Another important example is the Alternative Rural School of San José del Guaviare, in which we supported a fish farming project by installing machinery, as well as training for the production of organic concentrates using local raw materials, many of them agricultural by-products that could be purchased from farms. neighbors, strengthening ties of collaboration. This concentrate biofactory reduced the cost of feeding the fish by 40%, making the project profitable to sustain it in the medium and long term. This productive unit created 15 permanent formal jobs and 200 indirect participations by suppliers of raw materials. As a whole, a line of commercialization of concentrates was established in the region, also achieving a Collaborative Commercial Agreement with the peasant families of the village of Colinas (Guaviare) to sell them feed for their animals at prices below market prices.
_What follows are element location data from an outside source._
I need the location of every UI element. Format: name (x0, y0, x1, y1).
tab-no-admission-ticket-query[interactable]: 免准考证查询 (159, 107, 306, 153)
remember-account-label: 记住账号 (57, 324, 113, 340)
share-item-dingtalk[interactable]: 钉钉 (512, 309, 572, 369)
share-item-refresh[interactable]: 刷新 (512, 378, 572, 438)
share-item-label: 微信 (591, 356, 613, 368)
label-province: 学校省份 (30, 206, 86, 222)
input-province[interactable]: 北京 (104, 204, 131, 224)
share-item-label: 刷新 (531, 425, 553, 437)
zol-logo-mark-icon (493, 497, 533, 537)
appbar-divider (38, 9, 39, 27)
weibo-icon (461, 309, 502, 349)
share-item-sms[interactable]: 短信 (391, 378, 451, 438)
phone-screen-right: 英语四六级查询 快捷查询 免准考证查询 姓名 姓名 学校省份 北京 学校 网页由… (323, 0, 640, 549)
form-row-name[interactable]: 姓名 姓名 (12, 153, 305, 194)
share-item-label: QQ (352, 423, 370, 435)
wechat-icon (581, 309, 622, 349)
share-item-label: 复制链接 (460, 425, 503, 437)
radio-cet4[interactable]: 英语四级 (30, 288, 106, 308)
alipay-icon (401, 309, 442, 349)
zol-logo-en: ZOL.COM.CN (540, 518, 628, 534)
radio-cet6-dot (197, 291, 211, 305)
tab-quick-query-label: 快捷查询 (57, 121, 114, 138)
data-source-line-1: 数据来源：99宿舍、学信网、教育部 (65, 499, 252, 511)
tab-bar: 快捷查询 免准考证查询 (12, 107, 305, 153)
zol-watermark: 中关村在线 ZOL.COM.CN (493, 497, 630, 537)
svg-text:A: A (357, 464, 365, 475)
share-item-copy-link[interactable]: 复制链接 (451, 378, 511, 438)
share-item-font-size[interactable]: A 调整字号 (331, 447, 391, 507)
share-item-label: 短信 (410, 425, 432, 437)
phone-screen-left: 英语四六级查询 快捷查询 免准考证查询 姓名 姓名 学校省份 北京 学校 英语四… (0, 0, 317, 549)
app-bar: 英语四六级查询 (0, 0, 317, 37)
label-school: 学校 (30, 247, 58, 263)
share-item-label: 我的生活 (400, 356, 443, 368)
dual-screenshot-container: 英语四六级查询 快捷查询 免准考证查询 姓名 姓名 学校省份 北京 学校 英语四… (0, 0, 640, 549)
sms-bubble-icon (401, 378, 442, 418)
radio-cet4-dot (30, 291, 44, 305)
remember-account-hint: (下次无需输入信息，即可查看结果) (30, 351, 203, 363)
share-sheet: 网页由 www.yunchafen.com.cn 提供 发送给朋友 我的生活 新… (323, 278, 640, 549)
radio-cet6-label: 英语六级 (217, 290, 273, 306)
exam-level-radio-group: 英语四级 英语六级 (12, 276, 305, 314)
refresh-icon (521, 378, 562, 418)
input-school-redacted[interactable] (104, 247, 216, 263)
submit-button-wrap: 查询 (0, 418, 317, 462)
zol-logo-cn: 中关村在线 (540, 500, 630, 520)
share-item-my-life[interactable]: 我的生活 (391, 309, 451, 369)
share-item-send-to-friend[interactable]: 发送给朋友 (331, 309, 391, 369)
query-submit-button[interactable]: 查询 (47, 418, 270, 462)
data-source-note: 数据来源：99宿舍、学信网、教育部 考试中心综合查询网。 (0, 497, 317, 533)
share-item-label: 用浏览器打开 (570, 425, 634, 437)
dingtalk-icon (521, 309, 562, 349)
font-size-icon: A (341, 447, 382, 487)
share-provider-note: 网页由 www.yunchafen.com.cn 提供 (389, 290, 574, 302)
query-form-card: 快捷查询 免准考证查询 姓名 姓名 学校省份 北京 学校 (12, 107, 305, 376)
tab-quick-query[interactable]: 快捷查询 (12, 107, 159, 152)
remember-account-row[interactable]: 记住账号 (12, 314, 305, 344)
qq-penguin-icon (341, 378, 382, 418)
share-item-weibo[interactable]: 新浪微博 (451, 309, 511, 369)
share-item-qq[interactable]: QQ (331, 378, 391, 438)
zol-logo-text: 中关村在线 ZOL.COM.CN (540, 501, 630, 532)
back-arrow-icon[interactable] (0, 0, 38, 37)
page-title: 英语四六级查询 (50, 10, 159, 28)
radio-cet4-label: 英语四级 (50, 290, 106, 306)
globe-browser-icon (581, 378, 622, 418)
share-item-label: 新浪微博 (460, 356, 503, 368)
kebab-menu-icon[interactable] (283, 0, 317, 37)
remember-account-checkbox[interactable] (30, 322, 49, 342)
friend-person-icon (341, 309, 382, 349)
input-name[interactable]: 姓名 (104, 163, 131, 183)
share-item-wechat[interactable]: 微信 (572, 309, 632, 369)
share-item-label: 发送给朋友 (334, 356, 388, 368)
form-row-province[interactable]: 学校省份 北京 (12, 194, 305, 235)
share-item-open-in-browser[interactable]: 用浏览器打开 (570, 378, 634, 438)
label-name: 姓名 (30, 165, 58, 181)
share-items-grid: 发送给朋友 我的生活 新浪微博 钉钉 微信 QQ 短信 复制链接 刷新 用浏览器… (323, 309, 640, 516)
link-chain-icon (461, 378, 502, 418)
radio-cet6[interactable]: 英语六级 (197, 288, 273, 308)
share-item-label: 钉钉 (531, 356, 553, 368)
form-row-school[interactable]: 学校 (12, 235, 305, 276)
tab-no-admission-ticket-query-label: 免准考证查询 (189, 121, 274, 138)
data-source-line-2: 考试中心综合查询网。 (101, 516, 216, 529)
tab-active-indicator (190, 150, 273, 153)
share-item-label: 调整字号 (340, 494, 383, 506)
In addition to the increase in productivity and the reduction of costs in commercial products, the participants in the PASO Colombia projects have allowed significant savings represented in food harvested for self-consumption, organic waste reused as raw material from other projects, among others. This is reflected in the fact that their saving capacity is now higher than the national average for the rural population.
In the case of the Alternative Rural Schools (ERA), the savings rate of those reincorporated has increased (31% have been able to save in 2020 compared to 29% in 2019 and 23% in 2018). This increase occurred even during the Covid-19 pandemic. For the peasants participating in the ERA, the savings capacity rate increased from 5% in 2018 to 20% in 2020. On the other hand, as a result of the implementation of the Contingency Plan, 43% of the participants affirmed that they managed to save some money. Compared to the data from the rest of the country, these figures contrast with the result of the Pulse 2021 Survey, carried out by the National Administrative Department of Statistics (DANE) , according to which only 11.5% of people have the capacity to save in Colombia 1 .
The work experience has allowed us to confirm that the interrelation between the economic, productive and social axes offer the participating partners comprehensive results for their productive projects and their quality of life. A strengthened social fabric participates in more dynamic legal economies, which in turn makes it possible for rural territories historically affected by the armed conflict to have better prospects for the future and their prosperity. We are very pleased to know that at the national level, 89% of the reinstated participants in the ERAs responded that they had plans to continue working collaboratively with the communities. Likewise, 70% of the members of the community plan to continue working in associative projects with reincorporated persons. This shows that collaborative work has proven to be an effective means for them to improve their quality of life.